In [7]: print(hidden_layer_values)
[5, 1]
In [8]: output = (hidden_layer_values * weights['output']).sum()
In [9]: print(output)
9

输出层。

Coding the forward propagation algorithm | Python

这一波,都是在用numpy的矩阵计算。

# Calculate node 0 value: node_0_value
node_0_value = (input_data * weight['node_0']).sum()

\[input \underline \space data_{1 \times 2 } \times weight(node \underline \space 0)_{2 \times 1} = value_{1,1}\]

\(input \underline \space data_{1 \times 2 }\)一个(行)用户,两个特征。 \(weight(node \underline \space 0)_{2 \times 1}\)两个特征,每个特征有一个权重,权重形成一排。 因此计算出来的\(value_{1,1}\)维度如此。

# Calculate node 0 value: node_0_value
node_0_value = (input_data * weights['node_0']).sum()

# Calculate node 1 value: node_1_value
node_1_value = (input_data * weights['node_1']).sum()

# Put node values into array: hidden_layer_outputs
hidden_layer_outputs = np.array([node_0_value, node_1_value])

# Calculate output: output
output = (hidden_layer_outputs * weights['output']).sum()

# Print output
print(output)

Activation functions | Python

Rizwan (2018) 给出了三种比较常用的情况。

所以之前搞的是tanh函数喽? np.tanh函数。

ReLU = rectified1 linear activation

\[relu(3) = 3\]

\[relu(-3) = 0\]

\[RELU(x) = \begin{cases} 0, & \mbox{if }n\mbox{ < 0} \\ x, & \mbox{if }n\mbox{ >= 0} \end{cases}\]

\(\Box\)不懂,最后print出来的值,为什么带小数点?

The Rectified Linear Activation Function | Python

def relu(input):
    '''Define your relu activation function here'''
    # Calculate the value for the output of the relu function: output
    output = max(input, 0)
    
    # Return the value just calculated
    return(output)

# Calculate node 0 value: node_0_output
node_0_input = (input_data * weights['node_0']).sum()
node_0_output = relu(node_0_input)

# Calculate node 1 value: node_1_output
node_1_input = (input_data * weights['node_1']).sum()
node_1_output = relu(node_1_input)

# Put node values into array: hidden_layer_outputs
hidden_layer_outputs = np.array([node_0_output, node_1_output])

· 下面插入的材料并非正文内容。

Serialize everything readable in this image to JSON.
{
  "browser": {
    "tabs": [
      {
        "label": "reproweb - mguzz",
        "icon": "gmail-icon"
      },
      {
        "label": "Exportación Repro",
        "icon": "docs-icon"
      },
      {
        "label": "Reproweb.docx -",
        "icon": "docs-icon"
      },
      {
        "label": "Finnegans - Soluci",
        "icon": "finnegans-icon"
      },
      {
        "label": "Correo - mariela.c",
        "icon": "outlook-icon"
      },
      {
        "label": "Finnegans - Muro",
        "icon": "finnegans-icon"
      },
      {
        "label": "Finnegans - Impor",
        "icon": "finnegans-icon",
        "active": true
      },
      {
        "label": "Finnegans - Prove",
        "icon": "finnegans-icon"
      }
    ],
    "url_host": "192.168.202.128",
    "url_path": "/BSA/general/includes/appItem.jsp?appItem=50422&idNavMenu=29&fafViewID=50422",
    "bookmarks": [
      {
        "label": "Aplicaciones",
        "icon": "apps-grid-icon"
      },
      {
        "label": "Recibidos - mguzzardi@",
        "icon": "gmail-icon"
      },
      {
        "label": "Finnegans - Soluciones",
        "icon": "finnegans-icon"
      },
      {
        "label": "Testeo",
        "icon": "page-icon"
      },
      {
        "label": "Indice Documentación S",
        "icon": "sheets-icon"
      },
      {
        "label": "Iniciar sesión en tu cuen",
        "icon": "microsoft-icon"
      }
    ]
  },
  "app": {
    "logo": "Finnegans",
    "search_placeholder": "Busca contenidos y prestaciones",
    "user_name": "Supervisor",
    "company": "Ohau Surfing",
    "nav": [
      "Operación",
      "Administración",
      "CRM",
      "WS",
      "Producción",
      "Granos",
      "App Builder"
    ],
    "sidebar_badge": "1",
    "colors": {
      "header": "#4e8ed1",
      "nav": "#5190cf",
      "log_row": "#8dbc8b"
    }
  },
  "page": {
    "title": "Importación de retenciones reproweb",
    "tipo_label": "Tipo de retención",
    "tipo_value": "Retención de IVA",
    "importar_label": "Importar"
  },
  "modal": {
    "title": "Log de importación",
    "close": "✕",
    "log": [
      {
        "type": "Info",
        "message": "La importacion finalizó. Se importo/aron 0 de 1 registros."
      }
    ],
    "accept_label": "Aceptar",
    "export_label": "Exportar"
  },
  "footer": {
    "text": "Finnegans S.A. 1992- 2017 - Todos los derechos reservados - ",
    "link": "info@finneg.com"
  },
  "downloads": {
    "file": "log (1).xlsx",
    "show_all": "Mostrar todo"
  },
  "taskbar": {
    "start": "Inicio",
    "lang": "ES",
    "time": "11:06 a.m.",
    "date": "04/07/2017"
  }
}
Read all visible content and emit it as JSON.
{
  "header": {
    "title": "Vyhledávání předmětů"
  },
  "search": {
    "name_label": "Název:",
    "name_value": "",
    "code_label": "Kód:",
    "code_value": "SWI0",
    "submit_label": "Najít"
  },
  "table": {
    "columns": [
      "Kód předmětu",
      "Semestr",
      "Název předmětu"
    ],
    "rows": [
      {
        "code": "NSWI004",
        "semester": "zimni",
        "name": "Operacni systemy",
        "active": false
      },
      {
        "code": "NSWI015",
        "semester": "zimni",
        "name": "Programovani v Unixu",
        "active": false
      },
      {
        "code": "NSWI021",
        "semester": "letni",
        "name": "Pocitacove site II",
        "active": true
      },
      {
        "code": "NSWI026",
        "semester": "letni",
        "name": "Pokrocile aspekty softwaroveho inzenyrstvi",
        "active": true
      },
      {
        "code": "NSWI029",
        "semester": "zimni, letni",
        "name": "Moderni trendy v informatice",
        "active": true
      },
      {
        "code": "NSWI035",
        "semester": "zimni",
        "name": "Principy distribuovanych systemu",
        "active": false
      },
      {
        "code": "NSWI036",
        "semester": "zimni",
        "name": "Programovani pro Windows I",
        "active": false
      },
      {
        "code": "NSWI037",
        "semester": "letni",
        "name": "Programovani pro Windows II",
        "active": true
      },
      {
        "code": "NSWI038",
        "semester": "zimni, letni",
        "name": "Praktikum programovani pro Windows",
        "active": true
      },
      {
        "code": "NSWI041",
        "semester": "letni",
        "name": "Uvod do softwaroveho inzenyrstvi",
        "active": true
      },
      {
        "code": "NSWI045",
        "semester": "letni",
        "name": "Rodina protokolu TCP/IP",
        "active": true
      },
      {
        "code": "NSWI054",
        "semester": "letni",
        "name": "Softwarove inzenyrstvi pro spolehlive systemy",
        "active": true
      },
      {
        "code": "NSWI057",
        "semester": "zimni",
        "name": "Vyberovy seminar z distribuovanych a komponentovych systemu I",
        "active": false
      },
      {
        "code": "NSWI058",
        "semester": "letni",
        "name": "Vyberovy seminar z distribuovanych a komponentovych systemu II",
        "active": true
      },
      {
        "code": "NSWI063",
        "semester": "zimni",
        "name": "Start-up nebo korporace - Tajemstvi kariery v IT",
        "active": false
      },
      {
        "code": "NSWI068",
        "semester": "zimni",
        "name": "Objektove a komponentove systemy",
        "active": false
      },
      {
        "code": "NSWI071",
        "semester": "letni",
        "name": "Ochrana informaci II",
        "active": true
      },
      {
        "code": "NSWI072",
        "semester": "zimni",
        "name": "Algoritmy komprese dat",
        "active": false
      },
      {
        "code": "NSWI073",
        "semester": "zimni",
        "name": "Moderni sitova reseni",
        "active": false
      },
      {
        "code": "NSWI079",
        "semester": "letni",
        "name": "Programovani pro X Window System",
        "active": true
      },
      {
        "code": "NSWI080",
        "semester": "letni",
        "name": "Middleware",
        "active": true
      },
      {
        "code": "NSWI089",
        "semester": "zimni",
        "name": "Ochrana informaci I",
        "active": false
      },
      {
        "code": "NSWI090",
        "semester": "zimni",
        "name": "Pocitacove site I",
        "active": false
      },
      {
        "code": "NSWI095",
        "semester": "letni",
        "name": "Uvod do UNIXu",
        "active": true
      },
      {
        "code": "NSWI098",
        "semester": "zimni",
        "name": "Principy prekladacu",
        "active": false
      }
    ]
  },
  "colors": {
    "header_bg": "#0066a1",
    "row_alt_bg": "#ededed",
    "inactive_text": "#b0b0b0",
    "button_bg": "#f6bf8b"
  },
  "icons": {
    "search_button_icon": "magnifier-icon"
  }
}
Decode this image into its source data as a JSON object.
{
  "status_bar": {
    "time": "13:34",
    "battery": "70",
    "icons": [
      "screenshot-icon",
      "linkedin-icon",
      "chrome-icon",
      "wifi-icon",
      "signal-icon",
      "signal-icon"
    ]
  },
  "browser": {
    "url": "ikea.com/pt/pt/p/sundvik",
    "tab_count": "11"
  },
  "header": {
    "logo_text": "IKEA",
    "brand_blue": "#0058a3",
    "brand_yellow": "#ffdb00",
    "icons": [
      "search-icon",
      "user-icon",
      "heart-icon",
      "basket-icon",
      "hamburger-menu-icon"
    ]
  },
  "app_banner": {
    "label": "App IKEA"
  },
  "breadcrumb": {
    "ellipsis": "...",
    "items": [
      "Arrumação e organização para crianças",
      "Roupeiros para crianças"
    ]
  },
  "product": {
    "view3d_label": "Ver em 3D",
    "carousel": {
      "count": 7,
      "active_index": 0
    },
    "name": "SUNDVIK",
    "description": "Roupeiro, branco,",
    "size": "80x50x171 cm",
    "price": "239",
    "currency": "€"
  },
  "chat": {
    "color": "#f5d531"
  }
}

# Calculate model output (do not apply relu)
model_output = (hidden_layer_outputs * weights['output']).sum()

# Print model output
print(model_output)

def relu(input):自己定义下函数, 然后就是在input到hidden layer时,加一个函数而已,其他不变。

Great work! You predicted 52 transactions. Without this activation function, you would have predicted a negative number! The real power of activation functions will come soon when you start tuning model weights.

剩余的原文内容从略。